Nassar, desde o princípio, usou como base de sua produção dois vetores ou dois universos imagéticos que embora se desenvolvam em paralelo, e possuam alguns pontos em comum, persistem distanciados: a cultura visual da Amazônia – sobretudo aquela do estado do Pará e, especificamente, de sua capital, Belém – e a tradição construtiva da arte ocidental do século XX, incluindo aqui algumas de suas excelentes desinências brasileiras.
A motivação inicial que levou Nassar a optar pela exploração da primeira daquelas duas matrizes encontra-se na cena cultural de Belém nos anos 1980 em que surge a necessidade de que os artistas eruditos locais plasmassem, fizessem migrar pra suas respectivas produções a riqueza da cultura visual criada pela população mais pobre de Belém.

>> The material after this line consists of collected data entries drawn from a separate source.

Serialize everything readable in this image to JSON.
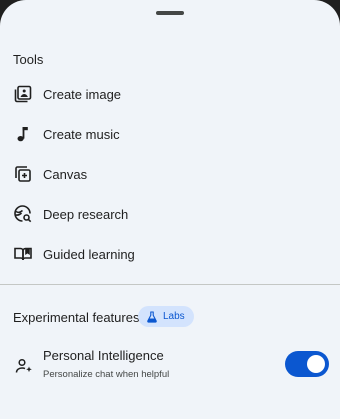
{
  "tools": {
    "title": "Tools",
    "items": [
      {
        "label": "Create image",
        "icon": "image-stack-icon"
      },
      {
        "label": "Create music",
        "icon": "music-note-icon"
      },
      {
        "label": "Canvas",
        "icon": "canvas-icon"
      },
      {
        "label": "Deep research",
        "icon": "deep-research-icon"
      },
      {
        "label": "Guided learning",
        "icon": "book-icon"
      }
    ]
  },
  "experimental": {
    "title": "Experimental features",
    "badge": "Labs",
    "badge_icon": "flask-icon",
    "personal_intelligence": {
      "title": "Personal Intelligence",
      "subtitle": "Personalize chat when helpful",
      "enabled": true,
      "icon": "person-sparkle-icon"
    }
  },
  "colors": {
    "sheet": "#f0f4f9",
    "accent": "#0b57d0",
    "chip": "#d3e3fd"
  }
}
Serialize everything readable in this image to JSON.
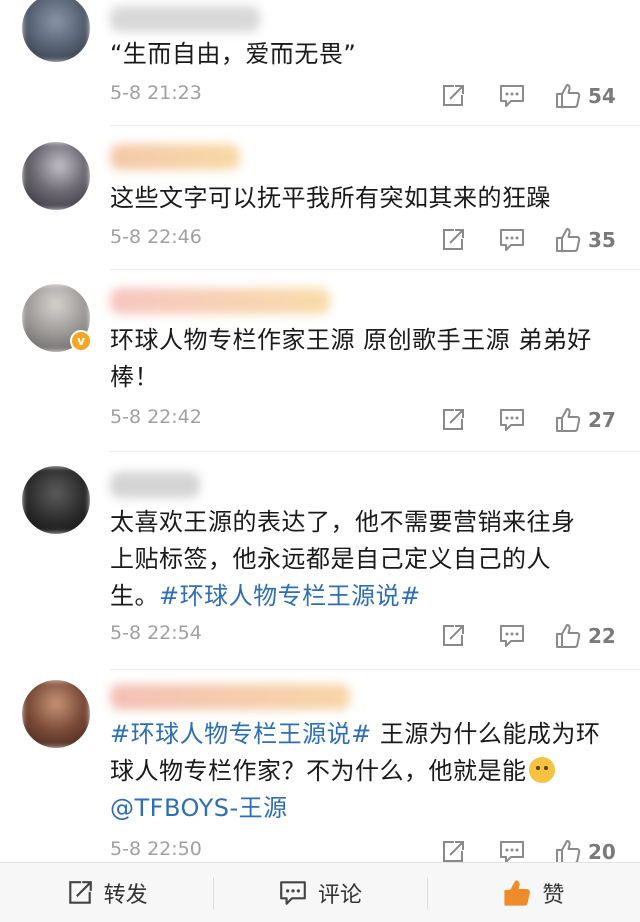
{
  "comments": [
    {
      "text": "“生而自由，爱而无畏”",
      "time": "5-8 21:23",
      "likes": "54"
    },
    {
      "text": "这些文字可以抚平我所有突如其来的狂躁",
      "time": "5-8 22:46",
      "likes": "35"
    },
    {
      "text_line1": "环球人物专栏作家王源 原创歌手王源 弟弟好",
      "text_line2": "棒！",
      "time": "5-8 22:42",
      "likes": "27",
      "verified": "v"
    },
    {
      "text_line1": "太喜欢王源的表达了，他不需要营销来往身",
      "text_line2": "上贴标签，他永远都是自己定义自己的人",
      "text_line3_plain": "生。",
      "text_line3_tag": "#环球人物专栏王源说#",
      "time": "5-8 22:54",
      "likes": "22"
    },
    {
      "text_line1_tag": "#环球人物专栏王源说#",
      "text_line1_plain": " 王源为什么能成为环",
      "text_line2": "球人物专栏作家？不为什么，他就是能",
      "text_line3_mention": "@TFBOYS-王源",
      "time": "5-8 22:50",
      "likes": "20"
    }
  ],
  "bottom_bar": {
    "repost": "转发",
    "comment": "评论",
    "like": "赞"
  },
  "colors": {
    "link": "#2e6eb5",
    "like_active": "#f08b2c",
    "meta": "#a0a0a0"
  },
  "icons": [
    "share-icon",
    "comment-icon",
    "thumbs-up-icon"
  ]
}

Pertencente a um grupo de filhos da terra e da classe-média local, sensível ao entorno social e ligado às artes, essa demanda impeliu a ele e a alguns outros então jovens artistas da cidade a uma ação que, apesar de existir faz tempo (desde os românticos dos séculos XVIII e XIX), pode ser entendida também como uma espécie de “operação duchampiana” (desculpem o anacronismo), uma “operação de consumo”, para usarmos a terminologia cunhada por Boris Groys: o artista erudito percebe um manancial de estímulos à sua sensibilidade, vinda da produção das camadas populares ao seu redor. Frente a essa fonte supostamente pura da “verdadeira” visualidade autóctone, ele deverá tomá-la como base para a constituição de uma obra que, embora concebida para circular em um universo culto, possui como suprema justificativa o fato de ser inspirada na “verdade” da população.

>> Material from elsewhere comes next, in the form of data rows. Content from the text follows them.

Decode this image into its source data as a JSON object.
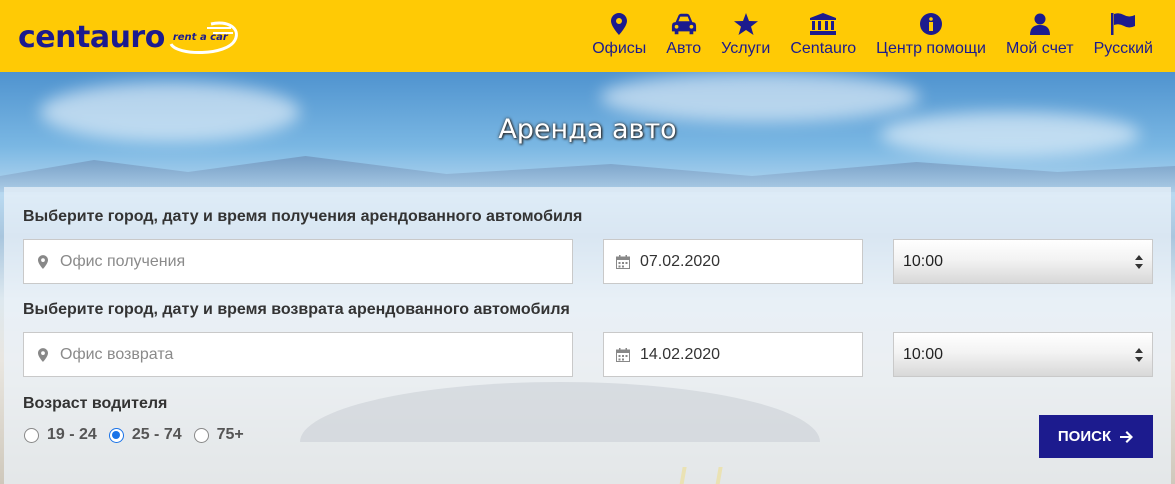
{
  "brand": {
    "name": "centauro",
    "tagline": "rent a car",
    "color": "#1c1b8e",
    "header_bg": "#ffca05"
  },
  "nav": [
    {
      "label": "Офисы",
      "icon": "map-marker-icon"
    },
    {
      "label": "Авто",
      "icon": "car-icon"
    },
    {
      "label": "Услуги",
      "icon": "star-icon"
    },
    {
      "label": "Centauro",
      "icon": "bank-icon"
    },
    {
      "label": "Центр помощи",
      "icon": "info-circle-icon"
    },
    {
      "label": "Мой счет",
      "icon": "user-icon"
    },
    {
      "label": "Русский",
      "icon": "flag-icon"
    }
  ],
  "hero": {
    "title": "Аренда авто"
  },
  "pickup": {
    "label": "Выберите город, дату и время получения арендованного автомобиля",
    "office_placeholder": "Офис получения",
    "date": "07.02.2020",
    "time": "10:00"
  },
  "return": {
    "label": "Выберите город, дату и время возврата арендованного автомобиля",
    "office_placeholder": "Офис возврата",
    "date": "14.02.2020",
    "time": "10:00"
  },
  "driver_age": {
    "label": "Возраст водителя",
    "options": [
      {
        "label": "19 - 24",
        "selected": false
      },
      {
        "label": "25 - 74",
        "selected": true
      },
      {
        "label": "75+",
        "selected": false
      }
    ]
  },
  "search_button": {
    "label": "ПОИСК",
    "icon": "arrow-right-icon"
  }
}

Esse tipo específico de apropriação dos estímulos visuais de uma classe social pela outra, de uma cultura pela outra, possui inúmeros exemplos, tanto no Brasil quanto no exterior e não apenas no âmbito das artes visuais.  No caso brasileiro, esse tipo de apropriação – ou de expropriação, para alguns – em alguns períodos ganhou foros de necessidade absoluta.
Em muitas obras do início de sua carreira, Nassar parecia dar provas de acreditar nessa missão e grande parte dos resultados conseguidos no âmbito de suas pinturas daquela época, ele demonstrava resultados positivos quanto ao esforço de trazer para o universo da arte contemporânea brasileira, certos índices notáveis de uma visualidade de cunho popular, típicos da sua região natal.

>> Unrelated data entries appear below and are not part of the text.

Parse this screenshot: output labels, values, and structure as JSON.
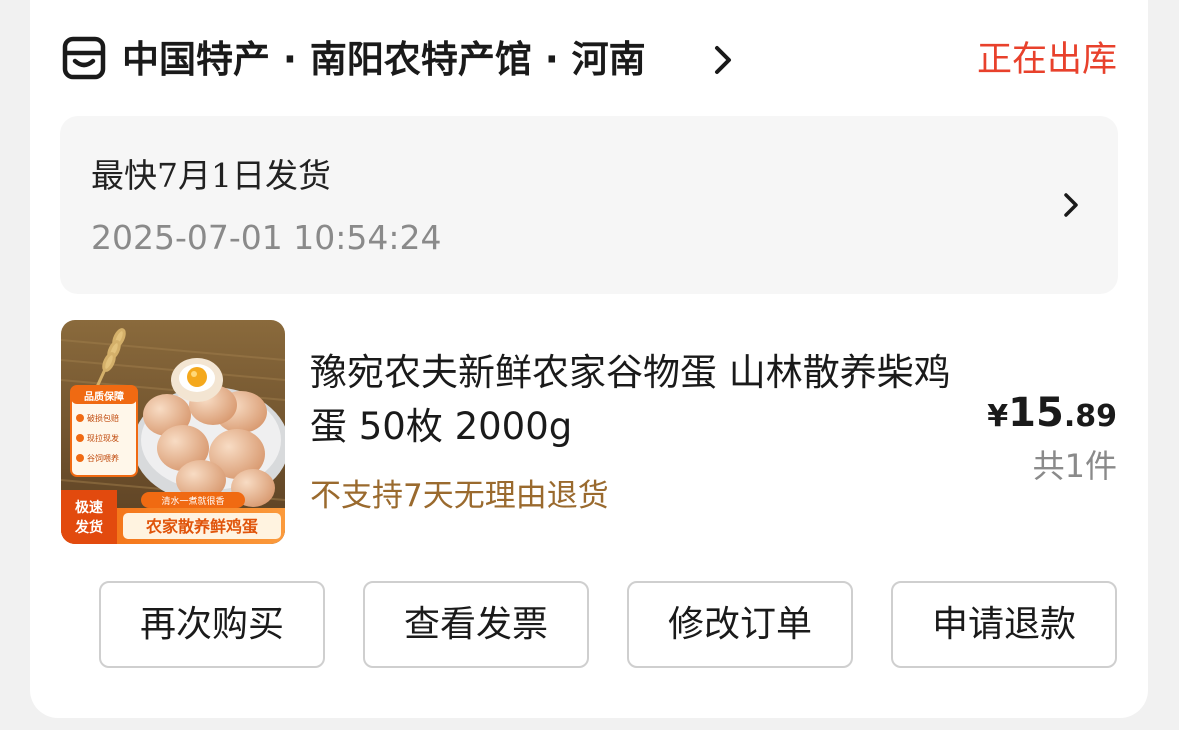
{
  "shop": {
    "name": "中国特产 · 南阳农特产馆 · 河南",
    "icon": "shop-logo-icon",
    "status": "正在出库"
  },
  "shipping": {
    "title": "最快7月1日发货",
    "time": "2025-07-01 10:54:24"
  },
  "product": {
    "title": "豫宛农夫新鲜农家谷物蛋 山林散养柴鸡蛋 50枚 2000g",
    "notice": "不支持7天无理由退货",
    "price_symbol": "¥",
    "price_int": "15",
    "price_dec": ".89",
    "quantity": "共1件",
    "thumbnail": {
      "badge_title": "品质保障",
      "badge_items": [
        "破损包赔",
        "现拉现发",
        "谷饲喂养"
      ],
      "corner_tag": [
        "极速",
        "发货"
      ],
      "slogan": "清水一煮就很香",
      "banner": "农家散养鲜鸡蛋"
    }
  },
  "actions": {
    "buy_again": "再次购买",
    "view_invoice": "查看发票",
    "modify_order": "修改订单",
    "request_refund": "申请退款"
  },
  "colors": {
    "status": "#e8412c",
    "notice": "#9a6a2e",
    "thumb_orange": "#f06a12"
  }
}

Em várias das telas que produziu sob esse desígnio inicial, nota-se a ausência mais precisa de qualquer índice autoral, capaz de sinalizar para o fato de que quem teria produzido aquelas pinturas teria sido o próprio Emmanuel Nassar. O processo de apropriação era tão perfeito que o anonimato das matrizes apropriadas parecia ter sido transferido sem nenhuma interferência para o resultado da apropriação.
É interessante notar, no entanto que, frente a esses resultados, Nassar, talvez inseguro dessa virtual perda de autoridade sobre os resultados de sua ação, consciente ou inconscientemente busca procedimentos capazes de reverter esse quadro.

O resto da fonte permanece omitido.